After deploying, you’ll see something like this in the ALB’s rules UI:

K8s ALB Annotations

You can also achieve a similar configuration using ingress annotations in Kubernetes:

kind: Ingress
apiVersion: extensions/v1beta1
metadata:
  name: ***REMOVED***
  namespace: ***REMOVED***
  annotations:
    alb.ingress.kubernetes.io/auth-idp-oidc: >-
      {"secretName":"***REMOVED***","issuer":"https://login.microsoftonline.com/***REMOVED***/v2.0","authorizationEndpoint":"https://login.microsoftonline.com/***REMOVED***/oauth2/v2.0/authorize","tokenEndpoint":"https://login.microsoftonline.com/***REMOVED***/oauth2/v2.0/token","userInfoEndpoint":"https://graph.microsoft.com/oidc/userinfo"}
    alb.ingress.kubernetes.io/auth-on-unauthenticated-request: authenticate
    alb.ingress.kubernetes.io/auth-scope: openid
    alb.ingress.kubernetes.io/auth-session-cookie: AWSELBAuthSessionCookie
    alb.ingress.kubernetes.io/auth-session-timeout: '604800'
    alb.ingress.kubernetes.io/auth-type: oidc
    

OIDC Headers

After authenticating a request, the ALB adds additional headers containing the user claims before forwarding it to the target. The linked doc has an example of decoding the x-amzn-oidc-data header – I’ve adapted it a bit to cache the public key, add logging, and verify the issuer:

AWS_REGION = os.getenv("AWS_REGION", "us-east-1")
OIDC_ISSUER = os.getenv("OIDC_ISSUER", "")
PUB_KEY = None


def decode_jwt(encoded_jwt):
    log = logger.new(name="DecodeJwt")

    global PUB_KEY
    if not PUB_KEY:
        log.debug("Initializing ALB public key")

        # Step 1: Get the key id from JWT headers (the kid field)
        jwt_headers = encoded_jwt.split(".")[0]
        decoded_jwt_headers = base64.b64decode(jwt_headers)
        decoded_jwt_headers = decoded_jwt_headers.decode("utf-8")
        decoded_json = json.loads(decoded_jwt_headers)
        kid = decoded_json["kid"]

        # Step 2: Get the public key from regional endpoint
        url = f"https://public-keys.auth.elb.{AWS_REGION}.amazonaws.com/{kid}"
        req = requests.get(url)
        PUB_KEY = req.text
    else:
        log.debug("Using cached public key")

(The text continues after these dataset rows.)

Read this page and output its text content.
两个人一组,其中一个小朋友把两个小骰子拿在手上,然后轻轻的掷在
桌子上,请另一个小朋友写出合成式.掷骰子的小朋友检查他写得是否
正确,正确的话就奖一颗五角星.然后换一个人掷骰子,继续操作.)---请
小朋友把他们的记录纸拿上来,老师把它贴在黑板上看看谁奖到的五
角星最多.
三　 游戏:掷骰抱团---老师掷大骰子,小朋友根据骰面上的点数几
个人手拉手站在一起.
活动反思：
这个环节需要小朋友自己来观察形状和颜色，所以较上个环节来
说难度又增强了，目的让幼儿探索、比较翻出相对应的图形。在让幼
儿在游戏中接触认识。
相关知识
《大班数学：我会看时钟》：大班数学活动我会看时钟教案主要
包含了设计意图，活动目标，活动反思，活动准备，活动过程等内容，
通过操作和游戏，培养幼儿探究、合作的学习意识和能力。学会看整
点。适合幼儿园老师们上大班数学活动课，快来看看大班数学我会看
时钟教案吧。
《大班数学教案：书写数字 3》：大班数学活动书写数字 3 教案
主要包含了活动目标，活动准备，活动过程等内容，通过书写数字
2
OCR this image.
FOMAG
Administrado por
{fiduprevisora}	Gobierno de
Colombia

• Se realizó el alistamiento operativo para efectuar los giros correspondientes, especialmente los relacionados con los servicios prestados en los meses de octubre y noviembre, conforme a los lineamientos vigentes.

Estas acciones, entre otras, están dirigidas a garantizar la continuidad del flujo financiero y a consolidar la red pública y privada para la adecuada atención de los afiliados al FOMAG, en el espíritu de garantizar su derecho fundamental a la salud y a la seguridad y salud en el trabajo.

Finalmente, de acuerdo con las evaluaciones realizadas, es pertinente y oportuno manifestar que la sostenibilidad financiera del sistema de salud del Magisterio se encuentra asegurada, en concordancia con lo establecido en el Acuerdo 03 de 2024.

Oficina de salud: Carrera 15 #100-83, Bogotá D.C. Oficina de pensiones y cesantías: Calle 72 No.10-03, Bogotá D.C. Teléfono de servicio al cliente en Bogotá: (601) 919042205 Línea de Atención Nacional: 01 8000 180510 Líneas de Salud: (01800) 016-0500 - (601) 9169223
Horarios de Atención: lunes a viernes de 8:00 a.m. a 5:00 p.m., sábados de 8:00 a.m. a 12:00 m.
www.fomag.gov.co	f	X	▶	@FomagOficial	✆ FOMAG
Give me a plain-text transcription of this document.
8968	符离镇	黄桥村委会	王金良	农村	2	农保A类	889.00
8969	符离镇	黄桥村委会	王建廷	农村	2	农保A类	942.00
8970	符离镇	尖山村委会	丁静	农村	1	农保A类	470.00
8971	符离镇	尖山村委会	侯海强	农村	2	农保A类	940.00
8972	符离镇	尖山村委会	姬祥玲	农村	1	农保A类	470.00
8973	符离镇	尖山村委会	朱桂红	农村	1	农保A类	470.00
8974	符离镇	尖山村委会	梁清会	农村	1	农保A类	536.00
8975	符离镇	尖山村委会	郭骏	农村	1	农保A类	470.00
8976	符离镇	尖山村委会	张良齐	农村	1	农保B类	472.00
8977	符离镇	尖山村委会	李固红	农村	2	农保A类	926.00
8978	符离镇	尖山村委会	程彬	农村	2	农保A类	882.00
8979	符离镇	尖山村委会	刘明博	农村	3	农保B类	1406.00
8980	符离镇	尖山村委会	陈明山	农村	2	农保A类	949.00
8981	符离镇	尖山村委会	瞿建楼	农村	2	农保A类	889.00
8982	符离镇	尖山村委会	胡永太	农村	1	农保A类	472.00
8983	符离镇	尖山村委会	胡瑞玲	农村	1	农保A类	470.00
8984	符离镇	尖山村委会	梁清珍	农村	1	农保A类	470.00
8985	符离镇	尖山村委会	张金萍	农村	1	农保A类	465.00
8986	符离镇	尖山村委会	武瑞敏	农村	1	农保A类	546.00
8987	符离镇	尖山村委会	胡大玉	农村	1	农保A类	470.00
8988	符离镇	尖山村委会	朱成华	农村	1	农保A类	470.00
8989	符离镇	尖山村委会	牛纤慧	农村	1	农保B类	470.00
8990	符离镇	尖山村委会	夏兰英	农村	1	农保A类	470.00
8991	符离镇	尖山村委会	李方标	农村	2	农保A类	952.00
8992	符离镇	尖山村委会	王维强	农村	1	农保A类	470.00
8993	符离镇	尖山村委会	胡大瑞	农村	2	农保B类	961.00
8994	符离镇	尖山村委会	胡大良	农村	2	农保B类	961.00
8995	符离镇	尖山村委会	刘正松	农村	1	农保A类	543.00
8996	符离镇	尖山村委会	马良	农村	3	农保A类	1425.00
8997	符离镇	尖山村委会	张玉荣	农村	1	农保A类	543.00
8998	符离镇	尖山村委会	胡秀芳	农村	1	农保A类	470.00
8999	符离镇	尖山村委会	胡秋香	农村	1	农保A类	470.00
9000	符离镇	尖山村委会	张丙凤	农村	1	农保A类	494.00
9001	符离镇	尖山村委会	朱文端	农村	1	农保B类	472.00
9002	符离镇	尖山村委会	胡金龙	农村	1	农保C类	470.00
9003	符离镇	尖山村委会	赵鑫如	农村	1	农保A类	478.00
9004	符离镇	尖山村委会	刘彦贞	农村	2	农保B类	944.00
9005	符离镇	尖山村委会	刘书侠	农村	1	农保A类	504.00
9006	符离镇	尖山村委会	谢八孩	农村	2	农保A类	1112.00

    # Step 3: Get the payload
    log.debug("Decoding JWT...")
    payload = jwt.decode(encoded_jwt, PUB_KEY, issuer=OIDC_ISSUER, algorithms=["ES256"])

    log.debug("Decoded JWT", payload=payload)
    return payload

And here’s an example decoded claims payload from Azure AD:

{
  "sub": "***REMOVED***",
  "name": "Randy Westergren",
  "family_name": "Westergren",
  "given_name": "Randolph",
  "picture": "https://graph.microsoft.com/v1.0/me/photo/$value",
  "email": "randy.westergren@***REMOVED***.com",
  "exp": 1665076372,
  "iss": "https://login.microsoftonline.com/***REMOVED***/v2.0"
}

You can use this for anything from logging user requests, to expanding the app to add authorization rules.

Login

Now when you visit your protected paths, you’ll first be redirected to the Azure AD sign-in:

Azure AD Login

After successful login, subsequent requests will have the AWSELBAuthSessionCookie cookie set.